Whoo, this article is going to a bit of a mess but to someone out there very distant it will make complete sense to them – to this person (even if it is myself in a year from now) is why I am writing the article.
So I use VNC almost every day. It is a great, powerful, and free tool. Usually I use it in a reverse vnc fashion. I open up the port 5500 on my firewall/router and then all of my clients no matter where they are can “right click, add new client” as they know it – weather or not they have corporate firewalls ports opened/closed. It’s great!
Well this week I moved into a second office in NYC where I will be working several or all days of the week – and I do not have my own internet access or even access to the corporate firewall here. So I cannot open ports on the firewall here to let my clients connect to me from all abroad.

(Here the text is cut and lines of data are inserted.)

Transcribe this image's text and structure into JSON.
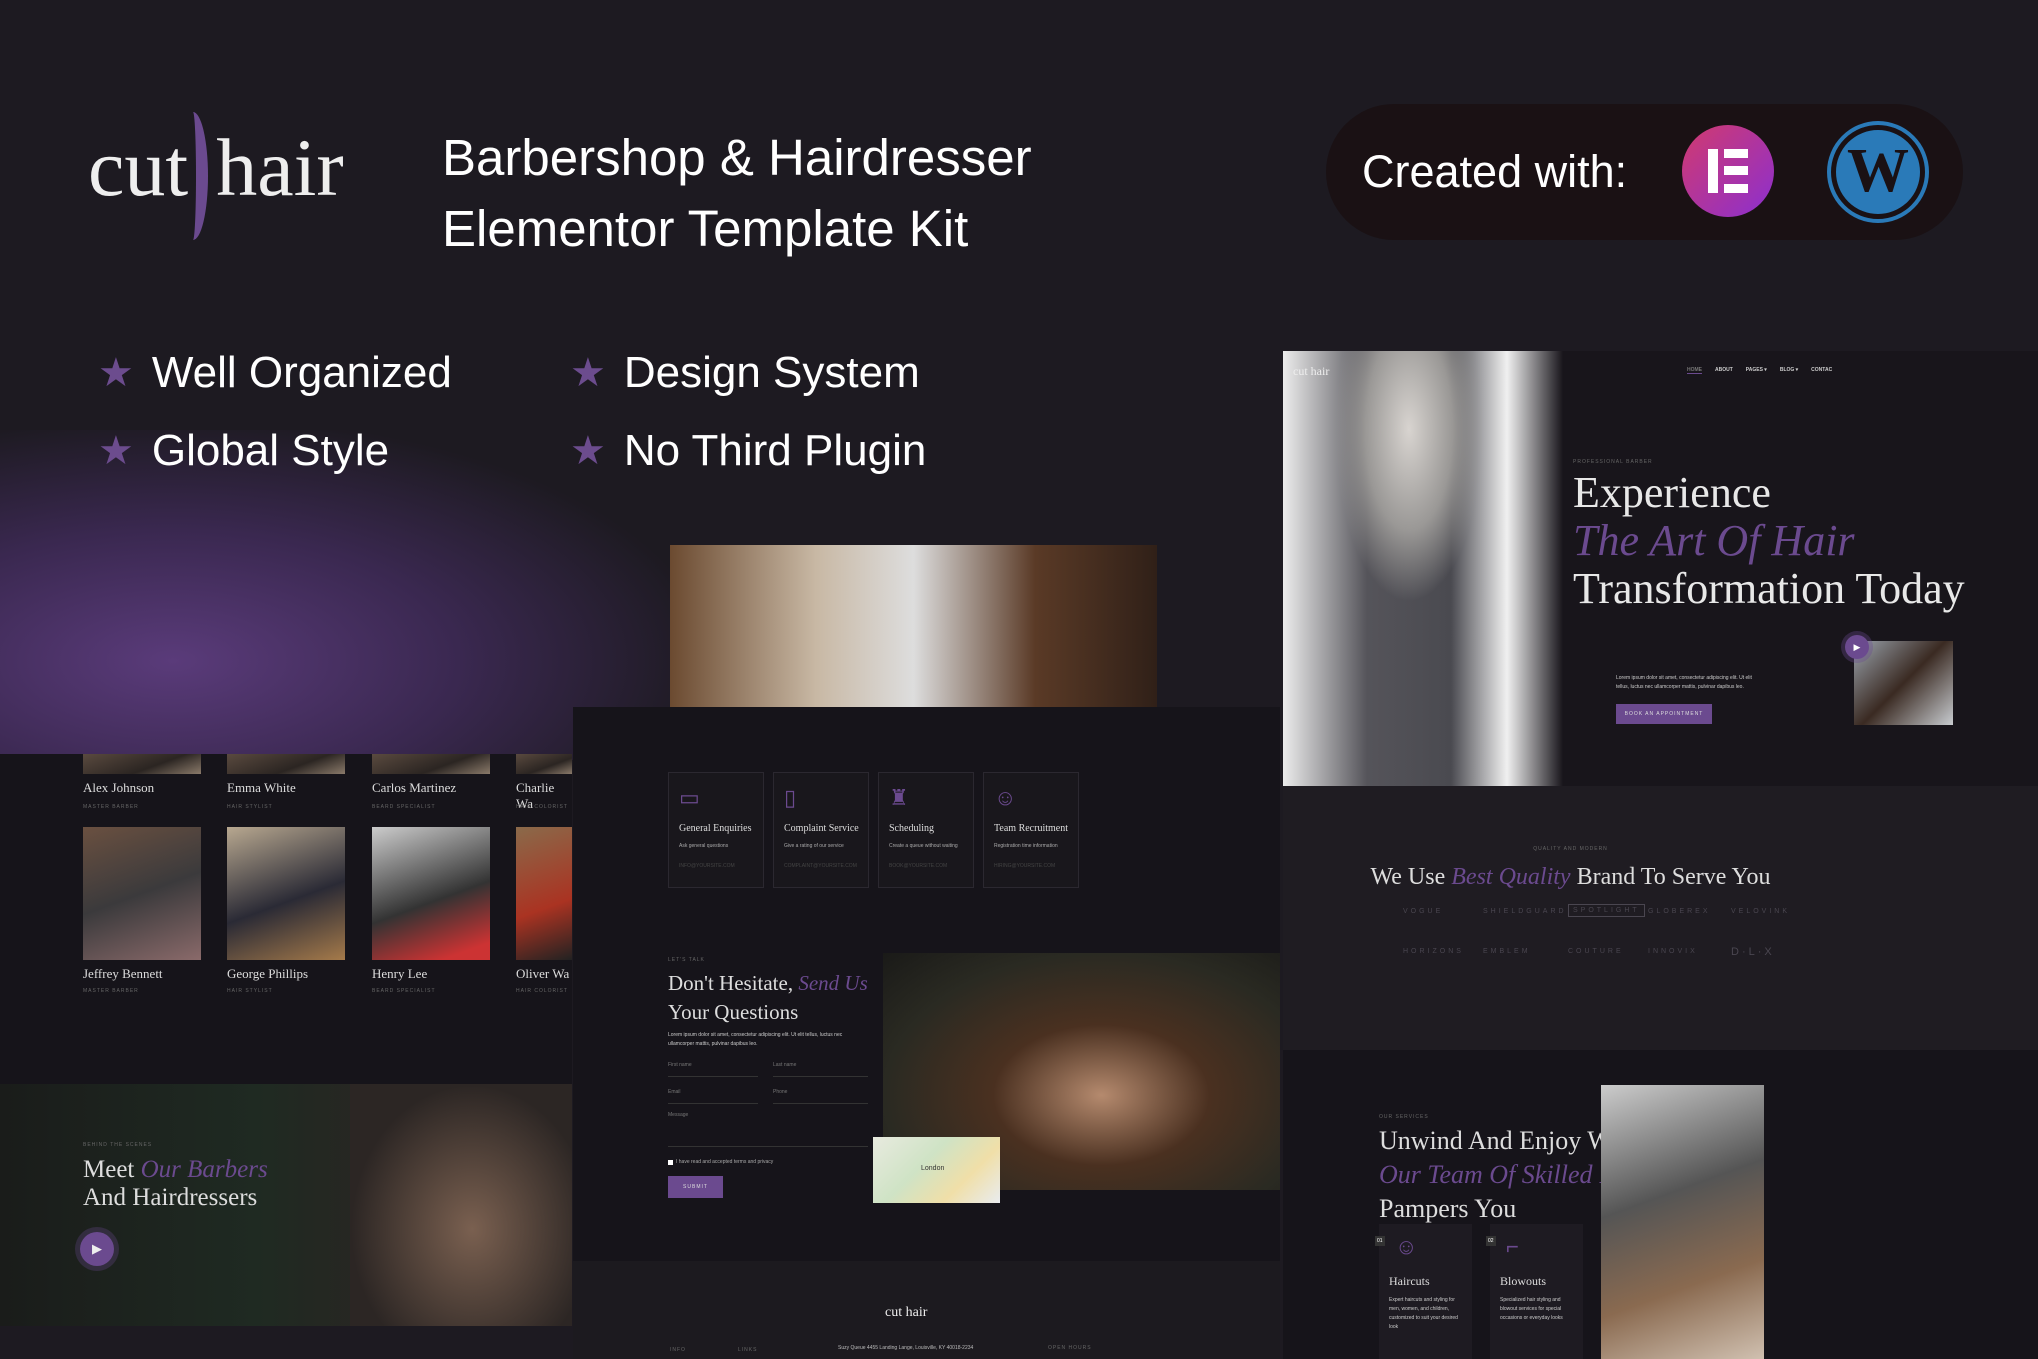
{
  "header": {
    "logo": {
      "cut": "cut",
      "hair": "hair"
    },
    "title_line1": "Barbershop & Hairdresser",
    "title_line2": "Elementor Template Kit",
    "created_with": "Created with:",
    "platforms": [
      {
        "icon": "elementor-icon",
        "color": "#c7307a"
      },
      {
        "icon": "wordpress-icon",
        "color": "#2a7ab8"
      }
    ]
  },
  "features": [
    {
      "icon": "star-icon",
      "label": "Well Organized"
    },
    {
      "icon": "star-icon",
      "label": "Design System"
    },
    {
      "icon": "star-icon",
      "label": "Global Style"
    },
    {
      "icon": "star-icon",
      "label": "No Third Plugin"
    }
  ],
  "accent": "#6b4a8f",
  "team": {
    "members": [
      {
        "name": "Alex Johnson",
        "role": "MASTER BARBER"
      },
      {
        "name": "Emma White",
        "role": "HAIR STYLIST"
      },
      {
        "name": "Carlos Martinez",
        "role": "BEARD SPECIALIST"
      },
      {
        "name": "Charlie Wa",
        "role": "HAIR COLORIST"
      },
      {
        "name": "Jeffrey Bennett",
        "role": "MASTER BARBER"
      },
      {
        "name": "George Phillips",
        "role": "HAIR STYLIST"
      },
      {
        "name": "Henry Lee",
        "role": "BEARD SPECIALIST"
      },
      {
        "name": "Oliver Wa",
        "role": "HAIR COLORIST"
      }
    ],
    "meet": {
      "label": "BEHIND THE SCENES",
      "line1": "Meet ",
      "line1_accent": "Our Barbers",
      "line2": "And Hairdressers"
    }
  },
  "contact": {
    "cards": [
      {
        "title": "General Enquiries",
        "desc": "Ask general questions",
        "email": "INFO@YOURSITE.COM"
      },
      {
        "title": "Complaint Service",
        "desc": "Give a rating of our service",
        "email": "COMPLAINT@YOURSITE.COM"
      },
      {
        "title": "Scheduling",
        "desc": "Create a queue without waiting",
        "email": "BOOK@YOURSITE.COM"
      },
      {
        "title": "Team Recruitment",
        "desc": "Registration time information",
        "email": "HIRING@YOURSITE.COM"
      }
    ],
    "label": "LET'S TALK",
    "heading1": "Don't Hesitate, ",
    "heading1_accent": "Send Us",
    "heading2": "Your Questions",
    "text": "Lorem ipsum dolor sit amet, consectetur adipiscing elit. Ut elit tellus, luctus nec ullamcorper mattis, pulvinar dapibus leo.",
    "fields": {
      "first": "First name",
      "last": "Last name",
      "email": "Email",
      "phone": "Phone",
      "message": "Message"
    },
    "consent": "I have read and accepted terms and privacy",
    "submit": "SUBMIT",
    "map_label": "London"
  },
  "footer": {
    "logo": "cut hair",
    "address": "Suzy Queue 4455 Landing Lange, Louisville, KY 40018-2234",
    "info": "INFO",
    "links": "LINKS",
    "hours": "OPEN HOURS"
  },
  "hero": {
    "logo": "cut hair",
    "nav": [
      "HOME",
      "ABOUT",
      "PAGES ▾",
      "BLOG ▾",
      "CONTAC"
    ],
    "label": "PROFESSIONAL BARBER",
    "line1": "Experience",
    "line2": "The Art Of Hair",
    "line3": "Transformation Today",
    "text": "Lorem ipsum dolor sit amet, consectetur adipiscing elit. Ut elit tellus, luctus nec ullamcorper mattis, pulvinar dapibus leo.",
    "cta": "BOOK AN APPOINTMENT"
  },
  "brands": {
    "label": "QUALITY AND MODERN",
    "h_pre": "We Use ",
    "h_accent": "Best Quality",
    "h_post": " Brand To Serve You",
    "logos": [
      "VOGUE",
      "SHIELDGUARD",
      "SPOTLIGHT",
      "GLOBEREX",
      "VELOVINK",
      "HORIZONS",
      "EMBLEM",
      "COUTURE",
      "INNOVIX",
      "D·L·X"
    ]
  },
  "services": {
    "label": "OUR SERVICES",
    "line1": "Unwind And Enjoy While",
    "line2": "Our Team Of Skilled Barbers",
    "line3": "Pampers You",
    "cards": [
      {
        "num": "01",
        "title": "Haircuts",
        "desc": "Expert haircuts and styling for men, women, and children, customized to suit your desired look"
      },
      {
        "num": "02",
        "title": "Blowouts",
        "desc": "Specialized hair styling and blowout services for special occasions or everyday looks"
      }
    ]
  }
}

I knew there was an “easy” solution – one that I thought would take 5 minutes to implement – of course I am writing this after 6 hours of trying, failing, repeat! But I did get it to work and it’s pretty cool!
Basically I have 4 pieces to the puzzle:
-My Desktop
-Firewall
-Linux Server on the internet
-End User
On my desktop I set up a Remote Port forwarding to the linux machine via ssh.
ssh me@mymachine.com -R 5500:localhost:5500
This got me through the firewall and onto my linux machine. It basically says any data from port 5500 on the linux machine send to my desktop.
I quickly connected to the server via ssh and tried it:
[root@backup ~]# telnet localhost 5500
Trying 127.0.0.1...
Connected to localhost.localdomain (127.0.0.1).
Escape character is '^]'.
AWESOME!!! It worked – or so I thought. Then I went to an end user machine out there on the very big internet and tried from them:
[me@some-other-very-far-machine ~]$ telnet mymachine 5500
Trying xx.xxx.xxx.xxx...
telnet: connect to address xx.xxx.xxx.xxx: Connection refused
telnet: Unable to connect to remote host: Connection refused
What the heck? I was stumped. I then figured out that the port forwarding was limiting sending data only from the local interface to the local port forwarding. What I wanted to do was cross the external interface with the internal interface. After a few hours of trying all crazy iptables rules I finally figured it out. It requires no iptable rules and a simple text edit to /etc/ssh/sshd_config and it is:
GatewayPorts no
change to
GatewayPorts yes
Thank you for your post – it’s exactly what I need. Just for the sake of clarity – must you change sshd_config on the “Linux Server on the internet” or your local desktop box?
Hey,
Made complete sense to me. Helped me out with something I’ve been pondering over for the last few hours. Thanks.
Linux server on the internet.
You’re the man, this is exactly what i needed. I’ve been struggling at that last step. Had to put it away for a few months, now i’m so glad to have found your post.